Елена коснулась рукой его плеча, Сашка обернулся и увидел, что Гриня спит, положив ей голову на колено, а младший похрапывает у неё на руках. Средний, сидевший у него на ногах, тоже давно уснул. Елена показала, что их надо в дом перенести. Сашка унёс среднего и возвращался за старшим, когда в калитку их двора протиснулся брат Павел. Он постарел, но поскольку смолоду не пил и не курил, да тяжелого особо не поднимал, выглядел прекрасно для своих 72 лет.
– Привет!– бросил Павел.
– Привет!– ответил ему Сашка. Он был рад и не рад его приходу. Они не виделись с 1987 года, а это шестнадцать лет, хоть Павел жил в трёх шагах, как говорят в народе.
– Надо поговорить. У тебя найдётся пара минут?
– Найдётся,– кивнул Сашка, показывая рукой, чтобы входил в дом, но Павел замотал головой.
– Пошли в летнюю кухню,– предложил он.
– Ты иди, там выключатель справа от входа, а я возьму чайник и что-то перекусить.
– Я не хочу,– отказался брат.
– Зато я голоден. Дело твоё, но в кои веки ты ко мне пришёл в гости. Я быстро,– Сашка сходил, забрал Гриню и они с Еленой пошли в дом, где, быстро уложив сына, Сашка стал собирать на кухне пожрать в большую тарелку.
– Кто-то пришёл?– спросила Елена, которая прихода Павла не видела.
– Братуха.
– Который?
– Павел.
– Только не напивайтесь,– предупредила Елена.
– Он не пьёт,– ответил Сашка.
– Счастливая у него жена,– съязвила Елена.
– Сказал бы я тебе про счастье, но…,– Сашка был в дверях, когда услышал: "Извини! Я не хотела. Сорвалось". Он вернулся и поцеловал её в губы.– Это тот, который никогда у нас не был.

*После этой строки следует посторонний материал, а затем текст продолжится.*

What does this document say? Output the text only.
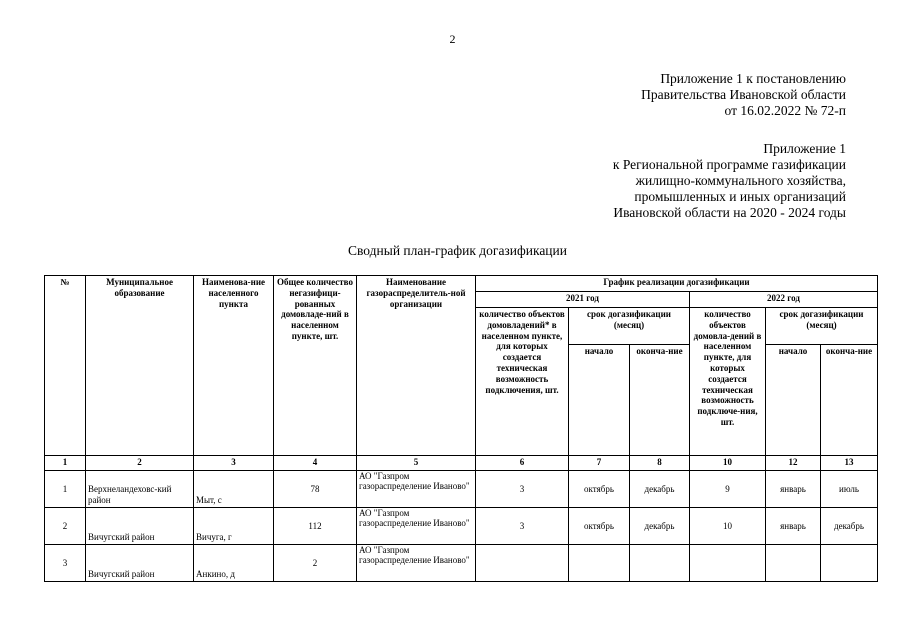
2
Приложение 1 к постановлению
Правительства Ивановской области
от 16.02.2022 № 72-п
Приложение 1
к Региональной программе газификации
жилищно-коммунального хозяйства,
промышленных и иных организаций
Ивановской области на 2020 - 2024 годы
Сводный план-график догазификации
№	Муниципальное образование	Наименова-ние населенного пункта	Общее количество негазифици-рованных домовладе-ний в населенном пункте, шт.	Наименование газораспределитель-ной организации	График реализации догазификации					
					2021 год			2022 год		
					количество объектов домовладений* в населенном пункте, для которых создается техническая возможность подключения, шт.	срок догазификации (месяц)		количество объектов домовла-дений в населенном пункте, для которых создается техническая возможность подключе-ния, шт.	срок догазификации (месяц)	
						начало	оконча-ние		начало	оконча-ние
1	2	3	4	5	6	7	8	10	12	13
1	Верхнеландеховс-кий район	Мыт, с	78	АО "Газпром газораспределение Иваново"	3	октябрь	декабрь	9	январь	июль
2	Вичугский район	Вичуга, г	112	АО "Газпром газораспределение Иваново"	3	октябрь	декабрь	10	январь	декабрь
3	Вичугский район	Анкино, д	2	АО "Газпром газораспределение Иваново"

– Я разговаривала с его женой с месяц назад. Милая, спокойная женщина. Вы были в ссоре?
– Да нет. Давняя это история. Потом тебе расскажу на досуге. Спокойной ночи!– Сашка юркнул в двери.

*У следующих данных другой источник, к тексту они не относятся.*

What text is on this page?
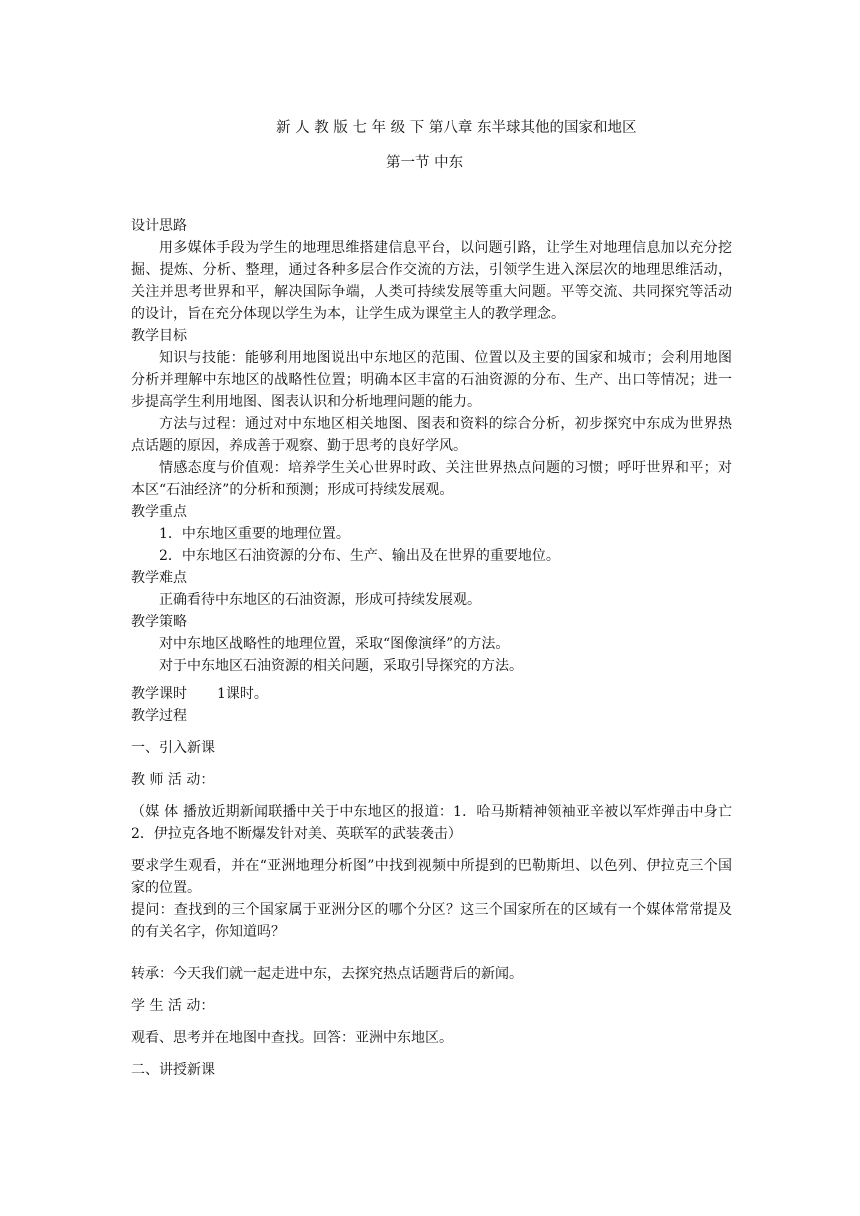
新 人 教 版 七 年 级 下 第八章 东半球其他的国家和地区
第一节 中东
设计思路
用多媒体手段为学生的地理思维搭建信息平台，以问题引路，让学生对地理信息加以充分挖掘、提炼、分析、整理，通过各种多层合作交流的方法，引领学生进入深层次的地理思维活动，关注并思考世界和平，解决国际争端，人类可持续发展等重大问题。平等交流、共同探究等活动的设计，旨在充分体现以学生为本，让学生成为课堂主人的教学理念。
教学目标
知识与技能：能够利用地图说出中东地区的范围、位置以及主要的国家和城市；会利用地图分析并理解中东地区的战略性位置；明确本区丰富的石油资源的分布、生产、出口等情况；进一步提高学生利用地图、图表认识和分析地理问题的能力。
方法与过程：通过对中东地区相关地图、图表和资料的综合分析，初步探究中东成为世界热点话题的原因，养成善于观察、勤于思考的良好学风。
情感态度与价值观：培养学生关心世界时政、关注世界热点问题的习惯；呼吁世界和平；对本区“石油经济”的分析和预测；形成可持续发展观。
教学重点
1．中东地区重要的地理位置。
2．中东地区石油资源的分布、生产、输出及在世界的重要地位。
教学难点
正确看待中东地区的石油资源，形成可持续发展观。
教学策略
对中东地区战略性的地理位置，采取“图像演绎”的方法。
对于中东地区石油资源的相关问题，采取引导探究的方法。
教学课时 1课时。
教学过程
一、引入新课
教 师 活 动：
（媒 体 播放近期新闻联播中关于中东地区的报道：1．哈马斯精神领袖亚辛被以军炸弹击中身亡 2．伊拉克各地不断爆发针对美、英联军的武装袭击）
要求学生观看，并在“亚洲地理分析图”中找到视频中所提到的巴勒斯坦、以色列、伊拉克三个国家的位置。
提问：查找到的三个国家属于亚洲分区的哪个分区？这三个国家所在的区域有一个媒体常常提及的有关名字，你知道吗？
转承：今天我们就一起走进中东，去探究热点话题背后的新闻。
学 生 活 动：
观看、思考并在地图中查找。回答：亚洲中东地区。
二、讲授新课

Павел сидел за столом, положив руки на общую тетрадку.
– Как твоё здоровье?– поинтересовался Саня, выкладывая на стол харчи.
– Не жалуюсь.
– Супруга? Дочь?
– Нормально у меня всё.
Сашка поставил чайник на пол, воткнул штепсель в розетку и достал из ящика, накрытого мешковиной, бутылку коньяка. Павел смотрел на то, как Сашка откупоривает, наливает в граненые стаканы, в каждый по половине, и только потом сказал:
– Я не буду.
– За мать с отцом!– сказал Сашка, стукнул своим стаканом о стакан брата и выпил. Павел взял стакан, вздохнул и опрокинул содержимое в рот.

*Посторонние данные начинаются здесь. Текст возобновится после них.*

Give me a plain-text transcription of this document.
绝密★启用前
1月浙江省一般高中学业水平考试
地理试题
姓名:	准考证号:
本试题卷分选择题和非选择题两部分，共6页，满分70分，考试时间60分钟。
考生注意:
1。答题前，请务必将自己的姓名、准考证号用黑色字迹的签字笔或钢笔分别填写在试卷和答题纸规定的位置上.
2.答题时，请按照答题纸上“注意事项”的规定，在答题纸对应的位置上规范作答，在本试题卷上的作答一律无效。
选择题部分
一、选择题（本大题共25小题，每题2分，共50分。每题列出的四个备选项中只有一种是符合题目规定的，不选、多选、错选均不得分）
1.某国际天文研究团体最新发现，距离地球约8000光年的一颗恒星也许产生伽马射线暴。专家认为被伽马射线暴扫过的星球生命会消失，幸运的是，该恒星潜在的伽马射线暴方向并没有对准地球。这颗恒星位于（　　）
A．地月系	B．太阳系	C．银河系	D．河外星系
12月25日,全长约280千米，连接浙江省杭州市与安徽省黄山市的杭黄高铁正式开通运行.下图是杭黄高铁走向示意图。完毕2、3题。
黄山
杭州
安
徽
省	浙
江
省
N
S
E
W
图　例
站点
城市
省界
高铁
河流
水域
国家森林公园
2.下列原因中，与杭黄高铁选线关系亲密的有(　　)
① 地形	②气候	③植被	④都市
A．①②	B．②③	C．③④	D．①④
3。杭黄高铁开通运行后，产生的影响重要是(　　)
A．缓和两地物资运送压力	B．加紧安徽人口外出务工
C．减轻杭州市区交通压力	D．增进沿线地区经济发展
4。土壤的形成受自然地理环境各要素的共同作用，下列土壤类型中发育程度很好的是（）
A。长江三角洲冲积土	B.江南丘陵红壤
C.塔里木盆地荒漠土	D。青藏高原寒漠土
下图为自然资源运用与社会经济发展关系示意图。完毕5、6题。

– Ты знаешь, что я с выхода на пенсию занимаюсь переводом написанного дедушкой Ло?
– Слышал, однако.
– Сначала я не понимал, почему он всё завещал мне, а теперь понял.
– Какой же тут секрет?!– Сашка залил кипяток в чайник для заварки.– Ты свободно владеешь корейским…
– Не я один,– перебил его Павел.
– Точно. Не ты один. Все в клане им владеют, а учеников у Ло было много. Одного ты не знаешь наверняка. Так бывает, когда человек идёт, не оглядываясь на прошлое и не глядя по сторонам. Хоть тебе, как историку это должно быть в крови. Дедушка Ло считал, и с этой мыслью ушёл в могилу, что ты был, из всех им обученных, самым талантливым. Из всех. Он поставил на тебя, надеялся на тебя.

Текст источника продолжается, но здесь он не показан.